Amnesty International Calls on President Obama to Bring a Female Secret Service Driver to Saudi Arabia

Press Release
March 25, 2014

Amnesty International Calls on President Obama to Bring a Female Secret Service Driver to Saudi Arabia

Organization, 50+ Members of Congress Call on President to Take Public Steps Supporting Human Rights

Contact: Natalie Butz, nbutz@aiusa.org, (202) 675-8761, @AIUSAmedia

(WASHINGTON, D.C.) - Ahead of his visit to Saudi Arabia on Friday, Amnesty International is calling on President Obama to take a stand for human rights by having a woman Secret Service driver during his visit and seeking a meeting with Saudi Arabian women activists who are defying the ban against women driving.

"President Obama will arrive in Saudi Arabia just one day before women take to the streets to defy the world's only ban on women drivers," said Sunjeev Bery, Middle East North Africa Advocacy Director. "President Obama should show his support by bringing a female Secret Service driver with him to the country. For too long, the U.S. government has put geopolitics ahead of human rights in its relationship with Saudi Arabia's repressive monarchy."

In a letter to the White House, the organization is urging the President to advocate for significant human rights reforms in his meetings with Saudi Arabian officials and take public steps to show U.S. support for human rights in the country.

A diverse bipartisan group of over 50 Members of Congress has signed a congressional letter to President Obama urging him to seek meetings with Saudi Arabian women activists defying the driving ban and family members of imprisoned peaceful human rights advocates. The congressional letter also calls for President Obama to advocate for significant human rights reforms in his direct meetings with Saudi Arabia's King Abdullah bin Abdul Aziz Al Saud and other Saudi Arabian officials.

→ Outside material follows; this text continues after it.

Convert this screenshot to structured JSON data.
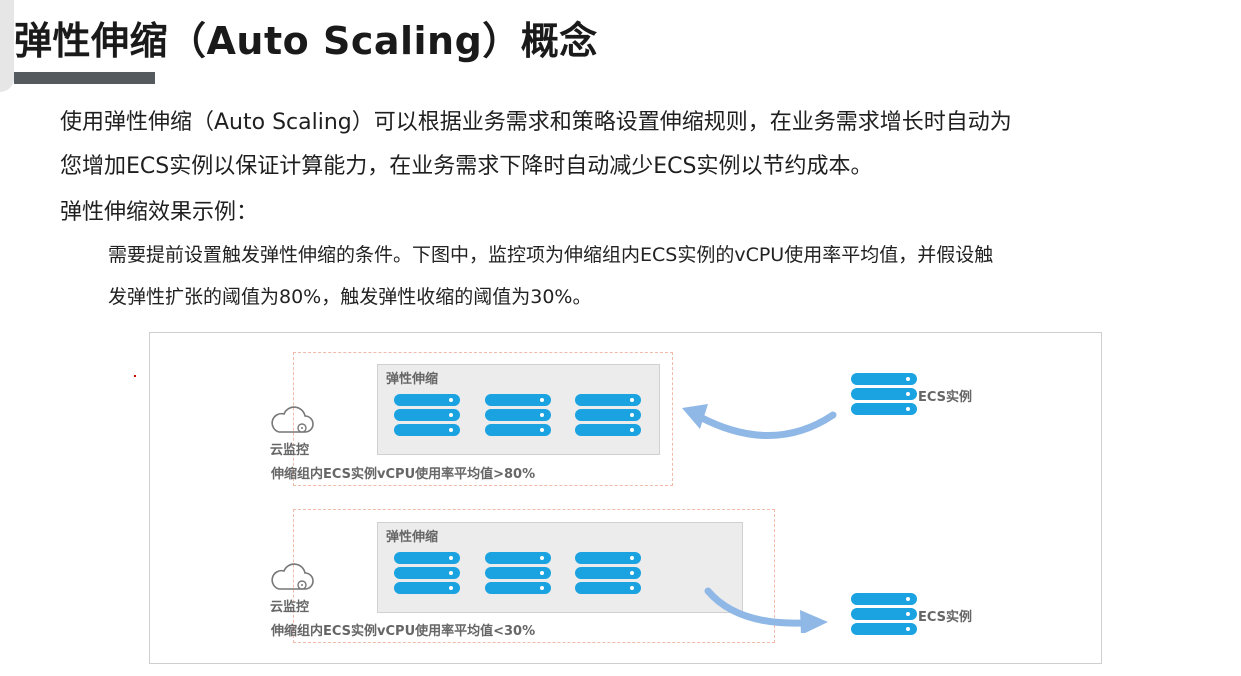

The government of Saudi Arabia is extraordinarily repressive. Saudi Arabia is the only country in the world that forbids women to drive a car, and Saudi Arabian women continue to face many other forms of severe discrimination in both law and practice. The government imposes severe restrictions on the rights to freedom of expression, association and assembly. Torture and other ill-treatment during detention and interrogation are common and carried out with impunity.

As an ally of the United States, Saudi Arabia has been spared the blunt criticisms that U.S. officials make of other governments that commit serious human rights violations.

Amnesty International is a Nobel Peace Prize-winning grassroots activist organization with more than 3 million supporters, activists and volunteers in more than 150 countries campaigning for human rights worldwide. The organization investigates and exposes abuses, educates and mobilizes the public, and works to protect people wherever justice, freedom, truth and dignity are denied.